Ob ein Anordnungsanspruch besteht, kann daher letztlich dahinstehen, da er jedenfalls nicht derart offensichtlich erscheint, als dass auf die Glaubhaftmachung eines Anordnungsgrundes verzichtet werden könnte. Leistungen nach dem SGB VIII gehen den Leistungen nach dem SGB II prinzipiell vor (§ 10 Abs. 3 Satz 1 SGB VIII, § 5 Abs. 1 SGB II). Ein Anspruch gemäß §§ 32 bis 35 SGB VIII i.V.m. 39 SGB VIII kommt durchaus in Betracht. Hierfür sprechen insbesondere auch die Ausführungen im fachpsychologischen Gutachten der Diplom-Psychologin M aus K vom 22.11.2005. Darin wird nicht lediglich eine Fortsetzung der Behandlung bei der Fachärztin für Kinder- und Jugendpsychiatrie Polmann empfohlen, sondern mehrfach die Notwendigkeit einer "großen sozialpädagogischen Unterstützung" des Antragstellers und Herrn K betont. Dem Antragsteller bzw. den Sorgeberechtigten obliegt es im Rahmen der Selbsthilfe, zur Abwendung der Hilfebedürftigkeit ggf. Anträge nach dem SGB VIII zu verfolgen (vgl. § 2 Abs. 1 Satz 1 und 3 Abs. 3 SGB II). Allerdings ist darauf hinzuweisen, dass Jugendhilfe prinzipiell nicht antragsabhängig ist. Eine Klärung wird dem Hauptsacheverfahren vorbehalten bleiben.
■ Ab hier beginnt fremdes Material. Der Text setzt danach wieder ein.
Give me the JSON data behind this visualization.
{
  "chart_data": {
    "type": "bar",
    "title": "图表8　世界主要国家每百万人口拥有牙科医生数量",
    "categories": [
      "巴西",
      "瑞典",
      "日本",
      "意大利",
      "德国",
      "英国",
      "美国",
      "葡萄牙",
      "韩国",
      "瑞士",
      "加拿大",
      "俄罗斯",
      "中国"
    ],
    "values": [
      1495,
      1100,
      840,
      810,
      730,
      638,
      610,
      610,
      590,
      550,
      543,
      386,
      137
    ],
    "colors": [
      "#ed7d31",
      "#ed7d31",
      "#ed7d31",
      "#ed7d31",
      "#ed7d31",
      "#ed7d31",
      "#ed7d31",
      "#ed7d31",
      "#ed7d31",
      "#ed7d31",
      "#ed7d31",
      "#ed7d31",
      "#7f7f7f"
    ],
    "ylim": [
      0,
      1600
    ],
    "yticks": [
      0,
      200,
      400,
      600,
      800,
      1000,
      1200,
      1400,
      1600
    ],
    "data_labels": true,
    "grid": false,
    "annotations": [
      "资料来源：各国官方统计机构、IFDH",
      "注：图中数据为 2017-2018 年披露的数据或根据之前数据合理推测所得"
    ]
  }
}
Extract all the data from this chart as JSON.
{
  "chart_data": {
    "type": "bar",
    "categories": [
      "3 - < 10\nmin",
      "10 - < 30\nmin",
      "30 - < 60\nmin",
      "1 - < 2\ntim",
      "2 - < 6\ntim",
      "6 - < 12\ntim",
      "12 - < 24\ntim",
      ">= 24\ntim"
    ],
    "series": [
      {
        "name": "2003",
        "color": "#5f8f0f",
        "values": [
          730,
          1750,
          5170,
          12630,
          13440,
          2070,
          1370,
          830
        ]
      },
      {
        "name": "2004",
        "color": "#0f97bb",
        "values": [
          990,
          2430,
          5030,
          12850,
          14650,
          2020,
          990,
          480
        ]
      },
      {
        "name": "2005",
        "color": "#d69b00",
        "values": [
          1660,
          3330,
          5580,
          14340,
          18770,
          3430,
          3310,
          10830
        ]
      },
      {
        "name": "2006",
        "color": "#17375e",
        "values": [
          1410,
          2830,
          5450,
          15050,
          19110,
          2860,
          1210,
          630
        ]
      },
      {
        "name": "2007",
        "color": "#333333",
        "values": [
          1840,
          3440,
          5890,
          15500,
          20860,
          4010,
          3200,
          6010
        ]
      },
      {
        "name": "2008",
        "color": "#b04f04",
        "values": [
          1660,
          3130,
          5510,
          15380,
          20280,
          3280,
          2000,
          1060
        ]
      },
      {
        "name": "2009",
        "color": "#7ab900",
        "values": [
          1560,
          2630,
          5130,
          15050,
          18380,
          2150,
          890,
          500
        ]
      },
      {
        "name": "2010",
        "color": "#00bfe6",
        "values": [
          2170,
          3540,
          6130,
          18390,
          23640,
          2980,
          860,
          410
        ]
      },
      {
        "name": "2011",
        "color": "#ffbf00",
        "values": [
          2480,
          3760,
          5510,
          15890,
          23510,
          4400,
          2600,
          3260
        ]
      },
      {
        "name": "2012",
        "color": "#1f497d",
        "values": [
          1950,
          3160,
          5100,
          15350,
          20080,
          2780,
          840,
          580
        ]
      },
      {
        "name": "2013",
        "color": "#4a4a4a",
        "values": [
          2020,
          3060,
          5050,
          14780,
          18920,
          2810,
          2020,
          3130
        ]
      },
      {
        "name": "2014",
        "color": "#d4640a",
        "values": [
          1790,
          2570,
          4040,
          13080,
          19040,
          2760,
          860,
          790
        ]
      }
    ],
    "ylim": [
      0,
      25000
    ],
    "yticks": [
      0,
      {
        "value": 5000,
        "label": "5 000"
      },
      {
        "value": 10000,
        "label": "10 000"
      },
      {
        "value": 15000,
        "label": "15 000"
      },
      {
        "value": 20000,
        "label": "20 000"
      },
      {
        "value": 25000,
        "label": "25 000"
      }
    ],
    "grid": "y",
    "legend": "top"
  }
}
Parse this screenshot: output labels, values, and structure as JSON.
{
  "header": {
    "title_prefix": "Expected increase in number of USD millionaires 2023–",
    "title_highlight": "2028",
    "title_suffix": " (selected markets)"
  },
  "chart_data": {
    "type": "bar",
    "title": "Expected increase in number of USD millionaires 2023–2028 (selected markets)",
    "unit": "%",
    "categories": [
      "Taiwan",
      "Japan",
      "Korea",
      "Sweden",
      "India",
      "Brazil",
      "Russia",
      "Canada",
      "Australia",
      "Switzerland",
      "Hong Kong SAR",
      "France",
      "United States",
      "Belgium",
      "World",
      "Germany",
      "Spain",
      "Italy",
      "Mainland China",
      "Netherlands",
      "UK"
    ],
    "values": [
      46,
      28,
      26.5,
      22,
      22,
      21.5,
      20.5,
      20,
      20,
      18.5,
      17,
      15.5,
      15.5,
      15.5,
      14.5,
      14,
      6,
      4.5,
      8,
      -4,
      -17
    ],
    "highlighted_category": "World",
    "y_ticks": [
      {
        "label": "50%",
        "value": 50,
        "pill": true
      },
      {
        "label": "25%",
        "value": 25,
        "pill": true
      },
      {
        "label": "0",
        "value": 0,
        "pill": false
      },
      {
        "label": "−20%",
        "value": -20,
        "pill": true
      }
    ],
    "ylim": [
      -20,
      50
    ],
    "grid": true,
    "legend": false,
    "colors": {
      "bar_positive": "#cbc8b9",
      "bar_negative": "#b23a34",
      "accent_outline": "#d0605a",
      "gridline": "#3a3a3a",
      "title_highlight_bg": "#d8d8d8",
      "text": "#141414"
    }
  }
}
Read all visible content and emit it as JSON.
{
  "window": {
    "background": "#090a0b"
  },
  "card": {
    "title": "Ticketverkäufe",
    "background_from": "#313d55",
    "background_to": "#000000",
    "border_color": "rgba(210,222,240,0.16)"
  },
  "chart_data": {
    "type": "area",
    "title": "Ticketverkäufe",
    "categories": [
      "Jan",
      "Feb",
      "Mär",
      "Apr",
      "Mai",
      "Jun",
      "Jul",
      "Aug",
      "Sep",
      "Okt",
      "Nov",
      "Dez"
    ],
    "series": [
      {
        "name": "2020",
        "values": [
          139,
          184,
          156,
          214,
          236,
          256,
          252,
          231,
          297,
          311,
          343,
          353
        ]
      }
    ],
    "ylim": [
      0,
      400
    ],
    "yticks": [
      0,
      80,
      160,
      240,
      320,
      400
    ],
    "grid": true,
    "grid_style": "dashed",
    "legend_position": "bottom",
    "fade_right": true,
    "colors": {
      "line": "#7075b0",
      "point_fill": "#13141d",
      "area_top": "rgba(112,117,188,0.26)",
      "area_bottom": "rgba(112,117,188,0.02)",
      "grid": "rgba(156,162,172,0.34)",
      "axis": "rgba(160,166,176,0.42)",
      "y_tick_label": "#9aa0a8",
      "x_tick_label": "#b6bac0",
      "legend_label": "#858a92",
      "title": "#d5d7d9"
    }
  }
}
Hinsichtlich des – zumindest gerichtlich – geltend gemachten Anspruchs auf vorläufige Leistungen gemäß § 43 Abs. 1 SGB I wird darauf hingewiesen, dass eine Äußerung der Stadt Mönchengladbach, die die Entscheidung des Amtsgerichts Mönchengladbach-Rheydt vom 30.01.2006 sowie das zu Grunde liegende Gutachten berücksichtigt, bisher nicht vorliegt. Es fehlt bisher auch an jedweder Äußerung der Stadt C, soweit deren Zuständigkeit wegen § 86 SGB VIII unterstellt wird. Die Antragsgegnerin wird ggf. aber den Antrag, soweit sie ihre Zuständigkeit weiterhin verneint, an den zuständigen Leistungsträger weiterzuleiten haben (§ 16 Abs. 2 Satz 1 SGB I).
Die Kostenentscheidung beruht auf der entsprechenden Anwendung des § 193 SGG.
Der Beschluss ist unanfechtbar, § 177 SGG.